Если это был вопрос, то я на него не прореагировал. Тогда очкарик продолжил:
— И пусть это звучит несколько… несколько… Словом, я хочу сказать, что двадцать четыре жизни — это еще не слишком большая цена, которую мы согласны заплатить, чтобы сохранить информацию о четыреста четырнадцатом в секрете. Никто, кроме присутствующих здесь, не должен знать даже о гипотетической возможности существования таких, как он.
Мы готовы заплатить… Хотел бы я посмотреть на твою физиономию, когда ты начнешь задыхаться от жалости …
— Тем не менее я принял кое-какие меры, чтобы избежать дальнейших жертв.
Голос Семнадцатого дрогнул:
— Надеюсь, вы ничего не рассказали своим…

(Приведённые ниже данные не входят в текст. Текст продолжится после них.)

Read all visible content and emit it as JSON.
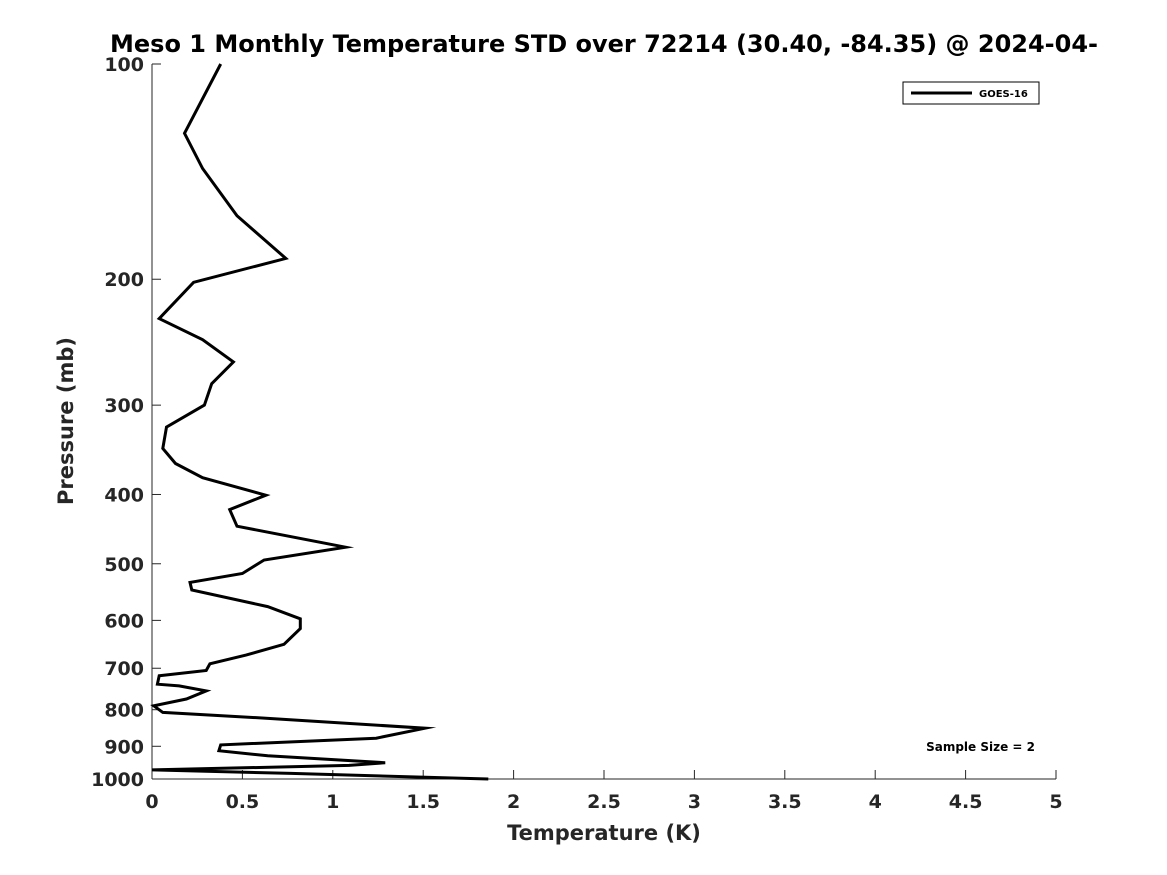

— Нет. Я просто объяснил им, что объект необходимо устранить любой ценой, но при этом сами устраняющие обязаны находиться вне сферы его непосредственного воздействия.
— Хорошо. Однако у меня все равно нет полной уверенности, что решить проблему четыреста четырнадцатого удастся силами СНУРКа. Поэтому я направляю вам в помощь еще одного человека.
— Одного? — Похоже, старческий маразм не делает разницы между двузначными, девятизначными или, к примеру, гуголообразными числами. — И что это за человек? Он хорошо подготовлен? Он будет работать под моим руководством?